Milletin ekonomisi bozuk olabilir.

Milletin ekonomisi bozuk olabilir. Huzuru varsa moralini bozmaz. Umutları varsa morali her zaman yüksek olur. Adalet ve hukuka güveniyorsa mutsuz olmasına gerekçe azalır. Eğer sosyal adalet tesis edilmişse, birileri kayrılmıyorsa, devleti yönetenler liyakate ve adalete önem veriyorsa aidiyeti yükselir, fakir de olsa yaşadığı yerde mutlu olur.
Birleşmiş Milletlerin 149 ülke arasında yaptığı değerlendirmeyle belirlediği Dünya Mutluluk Raporu'nda ilk üç sırada Finlandiya, Danimarka ve İsviçre bulunuyor. Geçen yıl 93. sırada olan Türkiye ise 104. sıraya geriledi. Rapora göre en mutsuz ülke de, yine insan haklarının yerlerde süründüğü Afganistan oldu.

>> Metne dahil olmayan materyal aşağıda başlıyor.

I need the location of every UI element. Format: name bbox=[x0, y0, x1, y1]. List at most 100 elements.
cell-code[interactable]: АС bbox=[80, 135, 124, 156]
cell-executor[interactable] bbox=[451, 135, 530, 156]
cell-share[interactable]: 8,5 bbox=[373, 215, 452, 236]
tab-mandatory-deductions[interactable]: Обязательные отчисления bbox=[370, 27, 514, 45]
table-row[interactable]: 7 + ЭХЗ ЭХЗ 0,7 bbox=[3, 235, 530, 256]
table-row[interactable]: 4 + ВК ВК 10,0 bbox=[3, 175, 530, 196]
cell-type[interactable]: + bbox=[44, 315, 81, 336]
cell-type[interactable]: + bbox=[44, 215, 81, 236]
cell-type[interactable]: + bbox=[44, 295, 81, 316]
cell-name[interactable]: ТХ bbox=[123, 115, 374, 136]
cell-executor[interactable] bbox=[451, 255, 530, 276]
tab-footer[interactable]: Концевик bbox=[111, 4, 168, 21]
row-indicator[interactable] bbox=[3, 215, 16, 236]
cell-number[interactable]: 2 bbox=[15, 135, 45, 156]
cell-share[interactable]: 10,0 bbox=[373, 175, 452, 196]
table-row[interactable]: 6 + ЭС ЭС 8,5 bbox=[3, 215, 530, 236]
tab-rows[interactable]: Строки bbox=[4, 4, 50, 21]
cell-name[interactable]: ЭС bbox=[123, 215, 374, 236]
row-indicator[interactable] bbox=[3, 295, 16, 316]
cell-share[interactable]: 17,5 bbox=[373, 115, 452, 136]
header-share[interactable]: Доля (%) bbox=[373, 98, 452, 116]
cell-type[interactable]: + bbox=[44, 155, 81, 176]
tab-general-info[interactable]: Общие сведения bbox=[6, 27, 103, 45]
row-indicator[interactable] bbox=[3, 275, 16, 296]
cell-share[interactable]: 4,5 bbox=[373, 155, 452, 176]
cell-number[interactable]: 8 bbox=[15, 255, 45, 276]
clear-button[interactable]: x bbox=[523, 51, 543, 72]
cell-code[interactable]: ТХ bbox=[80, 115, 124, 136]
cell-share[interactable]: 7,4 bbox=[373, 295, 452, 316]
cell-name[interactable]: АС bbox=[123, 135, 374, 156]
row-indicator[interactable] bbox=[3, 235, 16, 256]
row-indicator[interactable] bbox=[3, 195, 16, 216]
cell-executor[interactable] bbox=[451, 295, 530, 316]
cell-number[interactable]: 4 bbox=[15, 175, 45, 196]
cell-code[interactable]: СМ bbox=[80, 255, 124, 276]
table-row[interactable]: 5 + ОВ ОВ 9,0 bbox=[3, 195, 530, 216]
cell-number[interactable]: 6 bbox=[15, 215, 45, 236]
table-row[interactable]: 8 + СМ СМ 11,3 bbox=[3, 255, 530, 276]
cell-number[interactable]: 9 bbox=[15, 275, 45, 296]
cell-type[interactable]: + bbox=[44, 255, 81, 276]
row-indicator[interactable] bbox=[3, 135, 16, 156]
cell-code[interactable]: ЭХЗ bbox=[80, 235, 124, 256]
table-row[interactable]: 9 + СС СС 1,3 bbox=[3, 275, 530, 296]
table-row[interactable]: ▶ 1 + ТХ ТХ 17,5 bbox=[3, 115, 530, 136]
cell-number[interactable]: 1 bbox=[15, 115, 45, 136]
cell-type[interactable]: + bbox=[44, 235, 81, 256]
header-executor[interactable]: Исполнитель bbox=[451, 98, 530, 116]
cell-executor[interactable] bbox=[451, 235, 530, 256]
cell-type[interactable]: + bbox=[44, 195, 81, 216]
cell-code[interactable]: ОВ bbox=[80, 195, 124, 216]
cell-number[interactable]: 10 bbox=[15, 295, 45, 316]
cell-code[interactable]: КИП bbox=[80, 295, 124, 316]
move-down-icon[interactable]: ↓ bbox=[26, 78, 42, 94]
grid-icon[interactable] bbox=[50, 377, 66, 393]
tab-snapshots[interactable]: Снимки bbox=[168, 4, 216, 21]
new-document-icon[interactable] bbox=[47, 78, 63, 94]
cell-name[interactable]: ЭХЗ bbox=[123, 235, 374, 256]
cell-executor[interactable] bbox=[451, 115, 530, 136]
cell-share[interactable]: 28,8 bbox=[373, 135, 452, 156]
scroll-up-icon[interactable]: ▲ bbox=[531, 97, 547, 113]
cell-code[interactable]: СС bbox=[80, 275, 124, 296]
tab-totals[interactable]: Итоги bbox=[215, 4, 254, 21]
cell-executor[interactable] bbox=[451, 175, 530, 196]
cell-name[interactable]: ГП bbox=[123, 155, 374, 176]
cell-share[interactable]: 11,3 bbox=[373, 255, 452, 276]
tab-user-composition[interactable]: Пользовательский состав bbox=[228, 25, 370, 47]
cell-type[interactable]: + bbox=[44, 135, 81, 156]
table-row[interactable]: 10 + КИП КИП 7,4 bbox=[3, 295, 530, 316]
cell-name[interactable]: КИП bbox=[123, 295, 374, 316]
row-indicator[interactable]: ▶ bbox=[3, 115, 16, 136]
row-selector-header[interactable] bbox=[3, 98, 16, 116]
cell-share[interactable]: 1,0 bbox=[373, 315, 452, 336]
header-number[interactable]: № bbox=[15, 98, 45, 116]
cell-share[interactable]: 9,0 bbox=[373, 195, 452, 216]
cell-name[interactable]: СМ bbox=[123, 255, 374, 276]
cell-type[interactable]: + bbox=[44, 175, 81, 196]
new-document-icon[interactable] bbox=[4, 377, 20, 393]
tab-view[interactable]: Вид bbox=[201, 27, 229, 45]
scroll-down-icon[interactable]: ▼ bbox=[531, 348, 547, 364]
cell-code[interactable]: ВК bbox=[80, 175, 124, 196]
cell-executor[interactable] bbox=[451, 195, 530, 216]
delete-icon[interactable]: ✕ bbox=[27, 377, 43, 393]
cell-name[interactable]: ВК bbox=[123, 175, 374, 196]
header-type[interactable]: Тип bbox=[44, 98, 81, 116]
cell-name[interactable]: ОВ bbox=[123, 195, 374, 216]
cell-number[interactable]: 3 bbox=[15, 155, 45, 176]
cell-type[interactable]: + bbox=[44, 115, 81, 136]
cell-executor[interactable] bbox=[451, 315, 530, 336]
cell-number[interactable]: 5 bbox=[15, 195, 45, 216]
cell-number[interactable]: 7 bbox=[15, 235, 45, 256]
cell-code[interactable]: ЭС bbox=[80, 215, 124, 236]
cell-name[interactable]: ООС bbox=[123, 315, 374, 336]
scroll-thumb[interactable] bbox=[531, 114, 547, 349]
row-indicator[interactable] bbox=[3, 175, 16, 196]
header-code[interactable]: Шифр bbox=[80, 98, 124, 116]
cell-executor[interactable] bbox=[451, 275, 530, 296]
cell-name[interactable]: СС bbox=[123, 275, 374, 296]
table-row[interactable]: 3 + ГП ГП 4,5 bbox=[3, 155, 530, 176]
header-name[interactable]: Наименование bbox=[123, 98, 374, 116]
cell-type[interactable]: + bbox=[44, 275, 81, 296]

Raporda ilk 10'a giren ülkelerin dokuzunu Avrupa ülkeleri oluşturuyor. Bütün orta doğu, uzak doğu ve Afrika ülkelerinden insanların ölümüne gitmeye çalışması boşuna değil.

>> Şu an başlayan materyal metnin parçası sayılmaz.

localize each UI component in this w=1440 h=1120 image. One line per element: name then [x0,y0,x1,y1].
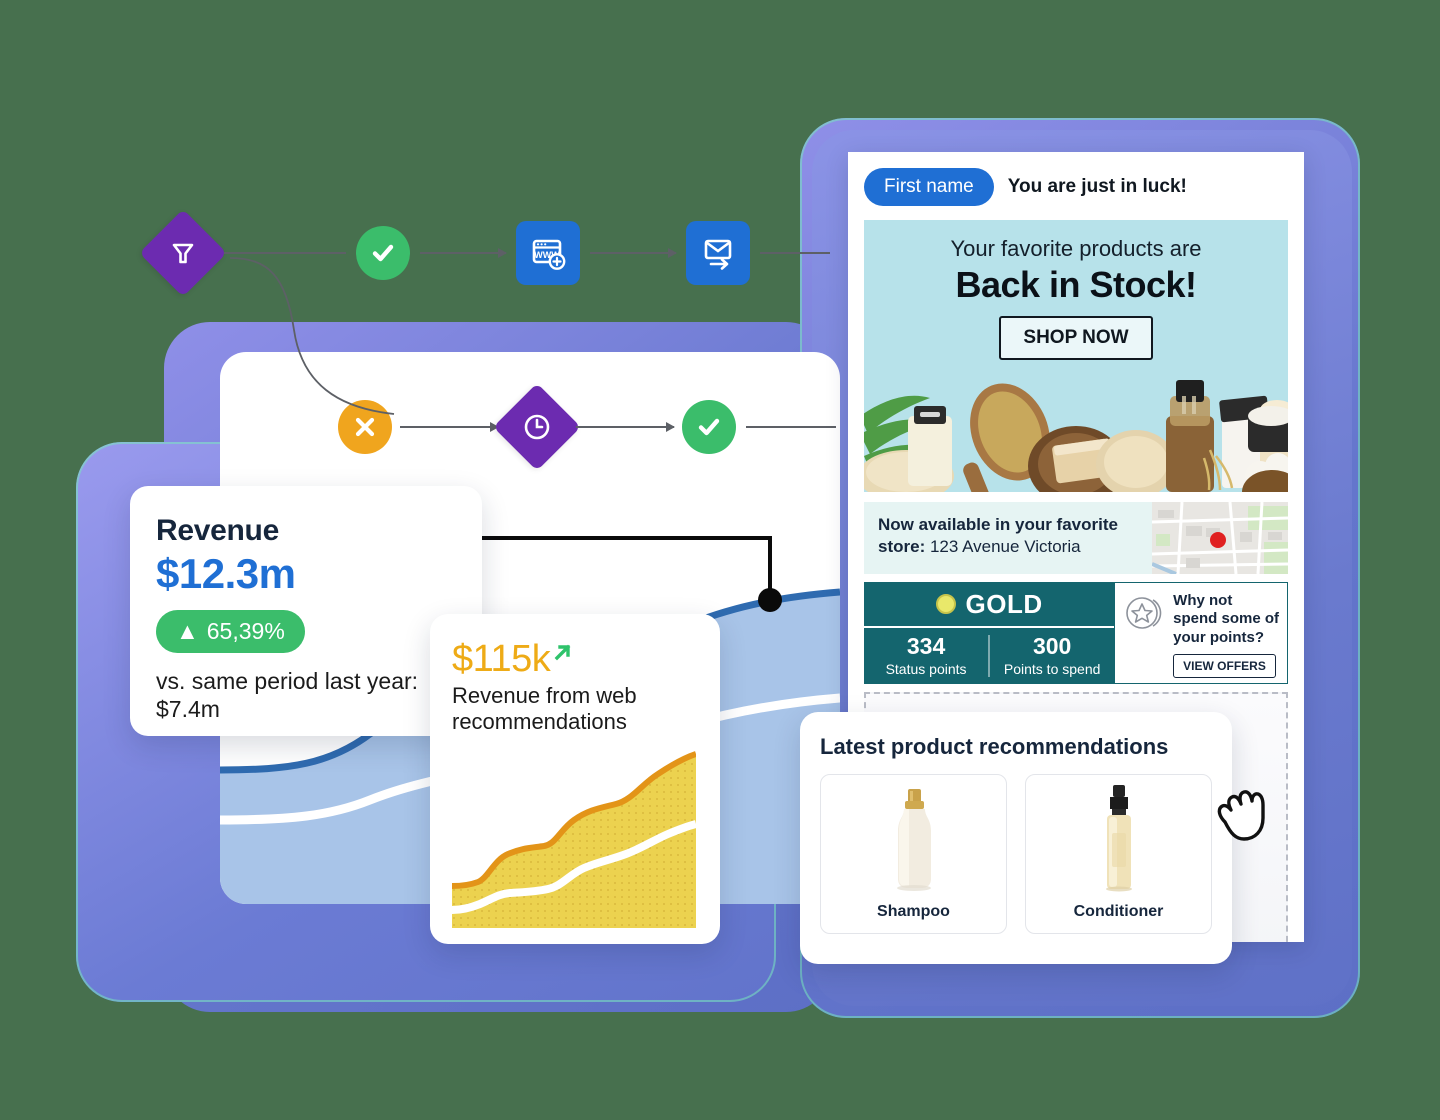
workflow-branch-connector [229,257,395,415]
revenue-change-value: 65,39% [206,618,285,644]
loyalty-tier-panel: GOLD 334 Status points 300 Points to spe… [864,582,1115,684]
conditioner-bottle-icon [1105,785,1132,892]
web-revenue-stat-card: $115k Revenue from web recommendations [430,614,720,944]
email-subject-text: You are just in luck! [1007,176,1187,197]
loyalty-offer-text: Why not spend some of your points? [1173,592,1280,646]
funnel-icon [139,209,227,297]
web-revenue-value-row: $115k [452,638,698,681]
email-send-icon [686,221,750,285]
loyalty-stat-status: 334 Status points [864,633,988,678]
web-revenue-subtitle: Revenue from web recommendations [452,683,637,735]
loyalty-stat-spend: 300 Points to spend [988,635,1114,677]
conditioner-bottle-image [1026,775,1211,903]
workflow-connector [576,422,675,432]
www-add-icon: WWW [516,221,580,285]
workflow-connector [590,248,677,258]
star-coin-icon [1126,597,1162,629]
workflow-connector [760,252,830,254]
workflow-node-send-email[interactable] [686,221,750,285]
product-name: Shampoo [877,903,950,920]
check-icon [682,400,736,454]
shampoo-bottle-icon [896,789,931,891]
loyalty-stats: 334 Status points 300 Points to spend [864,628,1114,684]
trend-up-icon: ▲ [176,618,199,644]
workflow-node-webpage[interactable]: WWW [516,221,580,285]
hero-line-1: Your favorite products are [950,236,1202,261]
arrow-up-right-icon [554,644,571,661]
store-availability-text: Now available in your favorite store: 12… [864,502,1152,574]
view-offers-button[interactable]: VIEW OFFERS [1173,653,1276,678]
product-tile-shampoo[interactable]: Shampoo [820,774,1007,934]
product-name: Conditioner [1073,903,1164,920]
revenue-card-value: $12.3m [156,550,296,597]
grab-hand-cursor [1217,790,1265,841]
web-revenue-chart [451,750,698,928]
hero-copy: Your favorite products are Back in Stock… [864,236,1288,360]
clock-icon [493,383,581,471]
product-tile-conditioner[interactable]: Conditioner [1025,774,1212,934]
loyalty-tier-header: GOLD [864,582,1115,628]
shampoo-bottle-image [821,775,1006,903]
email-hero-banner[interactable]: Your favorite products are Back in Stock… [864,220,1288,492]
workflow-connector [420,248,507,258]
revenue-card-title: Revenue [156,514,279,547]
recommendations-title: Latest product recommendations [820,734,1169,759]
shop-now-button[interactable]: SHOP NOW [999,316,1153,360]
store-availability-block: Now available in your favorite store: 12… [864,502,1288,574]
gold-coin-icon [935,594,956,614]
status-points-value: 334 [906,633,946,659]
workflow-node-success-2[interactable] [682,400,736,454]
illustration-stage: WWW Revenue $12.3m ▲ 65,39% vs. same per… [0,0,1440,1120]
revenue-comparison-note: vs. same period last year: $7.4m [156,668,419,723]
loyalty-tier-name: GOLD [965,588,1043,619]
spend-points-value: 300 [1032,633,1072,659]
spend-points-label: Points to spend [1003,661,1101,677]
workflow-node-filter[interactable] [139,209,227,297]
map-graphic [1152,502,1288,574]
first-name-token[interactable]: First name [864,168,994,206]
loyalty-offer-panel: Why not spend some of your points? VIEW … [1114,582,1289,684]
store-address: 123 Avenue Victoria [929,536,1081,556]
hero-line-2: Back in Stock! [955,264,1197,305]
recommendations-card: Latest product recommendations Shampoo C… [800,712,1232,964]
workflow-node-wait[interactable] [493,383,581,471]
status-points-label: Status points [885,661,967,677]
map-pin-icon [1210,532,1226,548]
loyalty-offer-content: Why not spend some of your points? VIEW … [1173,592,1279,678]
workflow-connector [746,426,836,428]
recommendations-grid: Shampoo Conditioner [820,774,1212,934]
revenue-change-badge: ▲ 65,39% [156,610,305,653]
loyalty-block: GOLD 334 Status points 300 Points to spe… [864,582,1289,684]
web-revenue-value: $115k [452,638,551,680]
store-map-thumbnail[interactable] [1152,502,1288,574]
email-header: First name You are just in luck! [848,152,1304,220]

2012 yılında ilk Dünya Mutluluk Raporu yayımlandığından beri zirveyi bırakmayan ülkeler, Danimarka, İsviçre, Norveç ve Finlandiya. Finlandiya’nın dört tane şampiyonluğu bulunuyor.
Milli gelir, sosyal destekler, ortalama sağlıklı yaşam süresi, vatandaşların kendi hayatlarıyla ilgili karar alabilme özgürlüğü, cömertlik ve ülkedeki yolsuzluk düzeyinin değerlendirildiği çalışmada 149 ülkenin insanlarıyla görüşülüyor.
Türkiye 2019'da 79. sıradayken geçen yıl 14 sıra gerileyerek 93. sıraya düşmüştü. Bu iki yıl da değerlendirmeye 156 ülke katılmıştı. İngiltere ve ABD’de de gerilemeler var ama hala ilk yirmide bulunuyorlar.
BM’nin mutluluk raporunda en mutsuz ülkelerin sırasıyla Lesotho, Botswana, Ruanda, Zimbabwe ve Afganistan’ın olduğu görünüyor.
Son raporda korona salgınının etkileri görünüyor ama aynı virüs bütün ülkelerde yayılıyor. Negatif duyguları körüklese de krizi yönetenler önemli rol oynuyor.
Rapora göre Finlandiya'da insanların birbirlerine duyduğu karşılıklı güven çok yüksek çıkıyor. Hemen herkes diğerlerine güven duyuyor. 5,5 milyon nüfuslu İskandinav ülkesi, korona salgınında diğer Avrupa ülkelerine göre çok daha başarılı yönetim sergiledi. 70 bin vaka ve sadece 805 vefatla salgını frenledi.
Son 3 yılda Türkiye’yi 10 bin milyoner ve 13 bin iş insanı olmak üzere 23 bin kişi terk etti. Yılda ortalama 7500 zengin ve girişimci terk ediyor.
Türkiye’de insanlar yarınlarıyla ilgili plan ve program yapamıyorlar. Bırakın planı hayal bile kuramıyorlar. Gençlerin %62’si yurt dışına gitmeyi ve orada yaşamayı düşünüyor.
Zengin göçü ve gençlerin yurt dışına çıkma düşünceleri bir araya getirildiğinde insan hak ve özgürlüklerinde sorun olduğu ortaya çıkmaktadır. Adalete olan güven tükenmek üzeredir. İnsanlar geleceklerine dair risk gördükleri için başka ülkelerin vatandaşı olmayı tercih etmektedirler.
Mutsuz insan sayısı, devletin kurumu, siyasi erkin istekleri doğrultusunda istatistik bile hazırlayan TÜİK’in çalışmalarına göre de sürekli artıyor.
İnsanlar mutsuz ise yarınlarıyla ilgili duyguları karamsar demektir. Bu durum devletin kötü yönetildiğinin bir kanıtıdır.